Por P. Fernando Pascual

Los castigos bien entendidos están en relación con dos ideas fundamentales: la justicia y la educación.

En primer lugar, un castigo busca restablecer la justicia. Ha habido un daño, una infracción, un desorden, un acto contra la convivencia.

El castigo sanamente orientado busca reparar los daños de la víctima o víctimas, al mismo tiempo que «quita» al culpable lo que no merecería tener.

En segundo lugar, un castigo busca educar. Quien ha cometido una falta contra la justicia no solo ha provocado daño en otros, sino que ha manchado su mismo corazón.

Por eso el castigo tiene una dimensión educativa, en cuanto impulsa a curar una deformación interior, y promueve el bien y la virtud que facilitan las acciones justas.

Ha habido y hay abusos en los castigos, como en casi todos los ámbitos humanos. Porque a veces el castigo está rodeado de odio, de espíritu de revancha, de «excesos» que olvidan el verdadero sentido de un buen castigo.

También hay «defectos» en los castigos, cuando son tan leves que ni reparan los daños de las víctimas, ni tienen fuerza para educar a los culpables.

El equilibrio no es fácil.
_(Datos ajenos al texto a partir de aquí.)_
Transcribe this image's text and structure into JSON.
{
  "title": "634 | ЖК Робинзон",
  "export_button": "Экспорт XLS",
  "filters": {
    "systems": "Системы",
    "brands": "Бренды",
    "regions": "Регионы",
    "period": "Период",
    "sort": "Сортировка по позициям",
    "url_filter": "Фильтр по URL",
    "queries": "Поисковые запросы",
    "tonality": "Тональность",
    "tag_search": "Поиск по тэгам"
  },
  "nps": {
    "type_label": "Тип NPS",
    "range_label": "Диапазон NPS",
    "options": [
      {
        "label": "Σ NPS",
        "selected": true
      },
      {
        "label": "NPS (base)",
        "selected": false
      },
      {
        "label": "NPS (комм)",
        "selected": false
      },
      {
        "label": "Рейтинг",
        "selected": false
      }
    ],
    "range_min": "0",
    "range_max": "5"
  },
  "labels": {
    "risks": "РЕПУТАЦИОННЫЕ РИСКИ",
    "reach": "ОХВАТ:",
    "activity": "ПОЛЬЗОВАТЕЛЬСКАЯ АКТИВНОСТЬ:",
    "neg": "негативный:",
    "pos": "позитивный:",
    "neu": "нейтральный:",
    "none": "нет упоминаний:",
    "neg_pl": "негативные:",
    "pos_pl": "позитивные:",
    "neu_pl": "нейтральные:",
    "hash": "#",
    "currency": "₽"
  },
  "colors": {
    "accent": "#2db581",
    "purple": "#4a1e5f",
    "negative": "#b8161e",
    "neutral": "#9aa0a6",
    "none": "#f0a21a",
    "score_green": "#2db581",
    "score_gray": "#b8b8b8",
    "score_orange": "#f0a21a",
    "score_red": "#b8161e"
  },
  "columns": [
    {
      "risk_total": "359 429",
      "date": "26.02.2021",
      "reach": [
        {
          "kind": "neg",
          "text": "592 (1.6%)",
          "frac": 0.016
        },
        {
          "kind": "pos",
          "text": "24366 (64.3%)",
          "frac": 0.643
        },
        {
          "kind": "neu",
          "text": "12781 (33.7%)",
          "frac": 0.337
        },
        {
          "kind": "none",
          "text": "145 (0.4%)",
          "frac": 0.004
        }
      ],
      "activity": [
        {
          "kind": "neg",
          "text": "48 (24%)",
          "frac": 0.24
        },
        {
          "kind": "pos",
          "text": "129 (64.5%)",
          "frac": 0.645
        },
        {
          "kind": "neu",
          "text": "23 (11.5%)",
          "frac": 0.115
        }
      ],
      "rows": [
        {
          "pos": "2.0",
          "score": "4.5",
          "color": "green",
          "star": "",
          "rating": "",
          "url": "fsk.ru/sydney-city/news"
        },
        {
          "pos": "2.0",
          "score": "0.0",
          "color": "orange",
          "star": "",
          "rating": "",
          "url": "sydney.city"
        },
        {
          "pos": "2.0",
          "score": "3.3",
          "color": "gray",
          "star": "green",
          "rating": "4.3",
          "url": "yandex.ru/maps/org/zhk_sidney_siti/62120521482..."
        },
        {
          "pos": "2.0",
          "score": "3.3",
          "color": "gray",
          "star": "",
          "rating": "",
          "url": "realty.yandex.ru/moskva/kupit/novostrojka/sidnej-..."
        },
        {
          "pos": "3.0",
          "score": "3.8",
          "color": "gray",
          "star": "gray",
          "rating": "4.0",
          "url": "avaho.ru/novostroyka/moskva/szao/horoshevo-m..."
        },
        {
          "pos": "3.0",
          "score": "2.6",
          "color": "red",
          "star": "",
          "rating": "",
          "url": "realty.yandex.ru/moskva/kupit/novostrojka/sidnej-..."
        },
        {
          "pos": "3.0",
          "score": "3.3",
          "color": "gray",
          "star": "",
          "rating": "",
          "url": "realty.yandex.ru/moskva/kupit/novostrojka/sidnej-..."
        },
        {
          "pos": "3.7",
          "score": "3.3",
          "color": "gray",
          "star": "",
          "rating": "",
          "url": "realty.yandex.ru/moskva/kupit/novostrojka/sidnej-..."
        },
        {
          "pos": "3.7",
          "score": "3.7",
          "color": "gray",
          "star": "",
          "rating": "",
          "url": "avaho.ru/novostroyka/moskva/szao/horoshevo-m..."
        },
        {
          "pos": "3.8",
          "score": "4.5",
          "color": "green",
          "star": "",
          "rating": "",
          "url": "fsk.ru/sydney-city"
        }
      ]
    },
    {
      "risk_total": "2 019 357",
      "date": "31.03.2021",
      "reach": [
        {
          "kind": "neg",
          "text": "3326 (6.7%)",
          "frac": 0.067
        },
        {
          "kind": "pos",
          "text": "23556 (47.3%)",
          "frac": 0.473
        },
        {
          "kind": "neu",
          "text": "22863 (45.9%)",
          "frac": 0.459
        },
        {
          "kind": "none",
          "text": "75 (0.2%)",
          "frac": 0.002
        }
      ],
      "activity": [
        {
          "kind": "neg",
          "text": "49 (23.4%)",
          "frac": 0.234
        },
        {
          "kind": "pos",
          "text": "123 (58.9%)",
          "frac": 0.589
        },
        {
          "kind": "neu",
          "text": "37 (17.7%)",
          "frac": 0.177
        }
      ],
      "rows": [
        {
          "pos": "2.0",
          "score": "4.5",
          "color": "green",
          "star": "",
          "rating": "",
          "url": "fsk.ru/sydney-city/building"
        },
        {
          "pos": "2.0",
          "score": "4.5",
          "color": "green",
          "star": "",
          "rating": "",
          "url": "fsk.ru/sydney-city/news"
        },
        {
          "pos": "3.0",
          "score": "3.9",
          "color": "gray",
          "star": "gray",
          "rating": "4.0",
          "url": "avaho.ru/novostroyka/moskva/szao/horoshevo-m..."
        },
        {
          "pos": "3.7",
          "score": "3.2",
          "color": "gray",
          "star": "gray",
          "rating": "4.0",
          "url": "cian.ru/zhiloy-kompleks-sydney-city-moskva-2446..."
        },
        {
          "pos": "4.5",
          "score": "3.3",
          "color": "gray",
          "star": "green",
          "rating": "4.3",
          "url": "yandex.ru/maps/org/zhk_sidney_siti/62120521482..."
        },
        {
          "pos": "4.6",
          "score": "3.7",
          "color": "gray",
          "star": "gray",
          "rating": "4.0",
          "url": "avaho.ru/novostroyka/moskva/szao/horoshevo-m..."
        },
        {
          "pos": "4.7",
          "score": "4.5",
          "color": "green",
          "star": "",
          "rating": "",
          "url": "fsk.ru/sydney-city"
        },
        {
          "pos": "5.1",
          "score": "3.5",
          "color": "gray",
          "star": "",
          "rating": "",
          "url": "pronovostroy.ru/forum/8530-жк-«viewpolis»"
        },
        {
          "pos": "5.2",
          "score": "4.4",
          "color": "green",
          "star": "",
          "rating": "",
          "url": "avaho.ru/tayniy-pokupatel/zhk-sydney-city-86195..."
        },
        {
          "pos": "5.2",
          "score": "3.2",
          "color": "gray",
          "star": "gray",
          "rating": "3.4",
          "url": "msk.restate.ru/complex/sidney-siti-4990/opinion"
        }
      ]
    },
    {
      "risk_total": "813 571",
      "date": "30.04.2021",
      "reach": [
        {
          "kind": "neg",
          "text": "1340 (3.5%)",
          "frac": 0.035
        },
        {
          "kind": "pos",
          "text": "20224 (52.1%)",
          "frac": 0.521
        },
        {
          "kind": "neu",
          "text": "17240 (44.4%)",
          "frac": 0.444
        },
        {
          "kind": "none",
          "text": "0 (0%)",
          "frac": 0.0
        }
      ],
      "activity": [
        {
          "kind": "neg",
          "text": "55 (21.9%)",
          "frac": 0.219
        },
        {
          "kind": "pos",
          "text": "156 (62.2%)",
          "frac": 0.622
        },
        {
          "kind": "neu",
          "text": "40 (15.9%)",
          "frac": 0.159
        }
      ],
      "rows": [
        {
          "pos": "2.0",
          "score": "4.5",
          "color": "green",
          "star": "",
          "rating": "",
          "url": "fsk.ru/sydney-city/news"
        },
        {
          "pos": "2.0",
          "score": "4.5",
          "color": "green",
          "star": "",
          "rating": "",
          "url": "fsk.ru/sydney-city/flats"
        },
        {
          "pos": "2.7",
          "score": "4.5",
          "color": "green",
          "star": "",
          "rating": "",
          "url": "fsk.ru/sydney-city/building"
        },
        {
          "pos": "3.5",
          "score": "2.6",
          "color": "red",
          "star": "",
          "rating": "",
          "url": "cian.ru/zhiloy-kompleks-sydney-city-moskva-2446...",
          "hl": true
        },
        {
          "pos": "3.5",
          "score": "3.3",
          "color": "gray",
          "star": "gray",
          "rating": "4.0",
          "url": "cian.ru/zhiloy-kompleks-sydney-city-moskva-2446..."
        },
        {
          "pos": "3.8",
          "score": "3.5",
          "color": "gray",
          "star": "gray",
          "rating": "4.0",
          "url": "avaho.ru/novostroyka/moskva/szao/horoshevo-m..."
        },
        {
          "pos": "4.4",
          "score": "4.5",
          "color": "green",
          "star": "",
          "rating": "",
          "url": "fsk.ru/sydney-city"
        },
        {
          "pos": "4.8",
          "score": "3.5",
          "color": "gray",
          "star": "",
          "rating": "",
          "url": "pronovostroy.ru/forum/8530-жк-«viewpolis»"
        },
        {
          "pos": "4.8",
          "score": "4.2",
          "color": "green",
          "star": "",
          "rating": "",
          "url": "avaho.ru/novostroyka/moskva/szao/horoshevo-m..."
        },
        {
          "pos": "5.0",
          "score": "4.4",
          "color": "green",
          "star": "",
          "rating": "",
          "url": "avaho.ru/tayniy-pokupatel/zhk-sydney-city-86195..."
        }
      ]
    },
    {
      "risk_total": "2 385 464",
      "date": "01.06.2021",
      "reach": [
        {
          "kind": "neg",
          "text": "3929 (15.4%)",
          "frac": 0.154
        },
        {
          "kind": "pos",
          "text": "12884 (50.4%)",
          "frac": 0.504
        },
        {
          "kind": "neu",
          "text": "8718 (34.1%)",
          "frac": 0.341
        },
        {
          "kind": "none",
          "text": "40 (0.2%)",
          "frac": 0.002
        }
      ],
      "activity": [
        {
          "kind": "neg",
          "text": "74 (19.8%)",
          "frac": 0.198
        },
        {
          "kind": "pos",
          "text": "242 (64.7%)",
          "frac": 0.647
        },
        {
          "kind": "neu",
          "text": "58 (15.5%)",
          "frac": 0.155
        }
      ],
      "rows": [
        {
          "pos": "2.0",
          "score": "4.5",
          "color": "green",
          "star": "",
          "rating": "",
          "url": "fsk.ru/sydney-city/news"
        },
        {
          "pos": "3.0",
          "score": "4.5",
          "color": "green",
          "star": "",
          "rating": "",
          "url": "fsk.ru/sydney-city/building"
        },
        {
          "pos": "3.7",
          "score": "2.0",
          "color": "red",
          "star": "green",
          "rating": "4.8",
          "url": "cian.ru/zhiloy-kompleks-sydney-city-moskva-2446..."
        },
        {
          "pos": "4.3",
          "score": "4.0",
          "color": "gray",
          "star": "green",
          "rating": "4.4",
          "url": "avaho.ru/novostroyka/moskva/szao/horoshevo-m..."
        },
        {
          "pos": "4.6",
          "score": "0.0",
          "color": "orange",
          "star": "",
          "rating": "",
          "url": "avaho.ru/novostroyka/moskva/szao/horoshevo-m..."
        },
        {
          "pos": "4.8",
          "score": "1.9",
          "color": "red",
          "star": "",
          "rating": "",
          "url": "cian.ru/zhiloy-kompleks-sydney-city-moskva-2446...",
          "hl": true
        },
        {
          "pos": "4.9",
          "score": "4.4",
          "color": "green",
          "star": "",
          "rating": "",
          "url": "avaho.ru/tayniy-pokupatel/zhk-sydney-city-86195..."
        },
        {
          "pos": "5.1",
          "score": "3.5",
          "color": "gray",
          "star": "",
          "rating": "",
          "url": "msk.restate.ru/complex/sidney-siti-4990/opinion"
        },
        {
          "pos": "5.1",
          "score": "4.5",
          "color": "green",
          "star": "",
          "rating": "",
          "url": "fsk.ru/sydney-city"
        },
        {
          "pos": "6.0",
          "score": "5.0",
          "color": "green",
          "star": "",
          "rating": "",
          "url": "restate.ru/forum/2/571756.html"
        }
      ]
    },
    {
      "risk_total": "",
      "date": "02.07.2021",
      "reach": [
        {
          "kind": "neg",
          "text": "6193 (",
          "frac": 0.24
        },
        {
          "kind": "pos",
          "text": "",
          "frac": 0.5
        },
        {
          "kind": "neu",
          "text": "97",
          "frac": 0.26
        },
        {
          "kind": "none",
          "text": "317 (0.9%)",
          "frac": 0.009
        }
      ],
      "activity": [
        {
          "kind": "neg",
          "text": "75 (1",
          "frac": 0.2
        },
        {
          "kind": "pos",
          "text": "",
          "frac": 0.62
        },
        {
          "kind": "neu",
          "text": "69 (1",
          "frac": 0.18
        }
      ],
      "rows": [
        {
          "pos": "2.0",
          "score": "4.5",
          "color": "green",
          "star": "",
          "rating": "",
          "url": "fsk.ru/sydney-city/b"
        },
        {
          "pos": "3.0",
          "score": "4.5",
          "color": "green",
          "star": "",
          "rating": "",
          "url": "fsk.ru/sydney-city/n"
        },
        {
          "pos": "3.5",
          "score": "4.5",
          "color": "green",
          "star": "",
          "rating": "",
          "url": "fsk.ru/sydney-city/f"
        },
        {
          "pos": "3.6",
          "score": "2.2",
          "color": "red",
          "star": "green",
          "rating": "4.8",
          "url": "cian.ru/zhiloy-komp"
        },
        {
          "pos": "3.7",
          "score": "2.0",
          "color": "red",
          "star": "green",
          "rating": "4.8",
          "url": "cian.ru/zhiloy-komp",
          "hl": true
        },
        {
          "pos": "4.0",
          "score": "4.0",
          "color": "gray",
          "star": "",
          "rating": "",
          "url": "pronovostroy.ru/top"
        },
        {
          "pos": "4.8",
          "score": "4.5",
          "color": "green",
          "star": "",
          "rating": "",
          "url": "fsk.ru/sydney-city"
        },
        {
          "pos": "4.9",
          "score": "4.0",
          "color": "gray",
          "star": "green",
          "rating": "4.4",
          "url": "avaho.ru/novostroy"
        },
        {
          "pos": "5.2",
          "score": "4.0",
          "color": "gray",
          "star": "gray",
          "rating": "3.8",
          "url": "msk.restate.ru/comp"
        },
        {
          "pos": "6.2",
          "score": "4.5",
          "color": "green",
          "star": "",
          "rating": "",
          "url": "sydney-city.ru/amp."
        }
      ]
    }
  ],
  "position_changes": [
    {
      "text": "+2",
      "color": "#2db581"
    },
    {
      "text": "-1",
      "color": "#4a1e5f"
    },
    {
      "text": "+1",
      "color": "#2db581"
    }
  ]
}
Un buen juez trabaja por orientar su sentencia hacia esos dos polos (restablecer la justicia, ayudar a la educación) del mejor modo posible.

Puede equivocarse por exceso o por defecto. Pero al menos se esfuerza por alcanzar lo mejor para todas las personas implicadas.

También en la Iglesia hay castigos que tiene un sentido medicinal, que buscan promover la justicia y curar a los culpables, sin olvidar que el único que puede acertar siempre en los castigos es Dios, que al mismo tiempo ofrece la misericordia a los que se arrepienten y buscan reparar sus faltas.

En ese sentido, se entiende aquel texto de san Pablo: «Mas, al ser castigados, somos corregidos por el Señor, para que no seamos condenados con el mundo» (1Co 11,32).

Ciertamente, es mejor buscar la justicia desde el amor, sin miedo al castigo, con libertad interior. Pero el realismo de la vida y la debilidad humana nos hacen ver la necesidad de castigos que ayudan a alejarnos del mal.

Cuando los aplicamos y acogemos de modo adecuado, los castigos promueven una mejor convivencia humana, al reforzar el respeto a la justicia, y al curarnos de debilidades que pueden apartarnos del buen camino.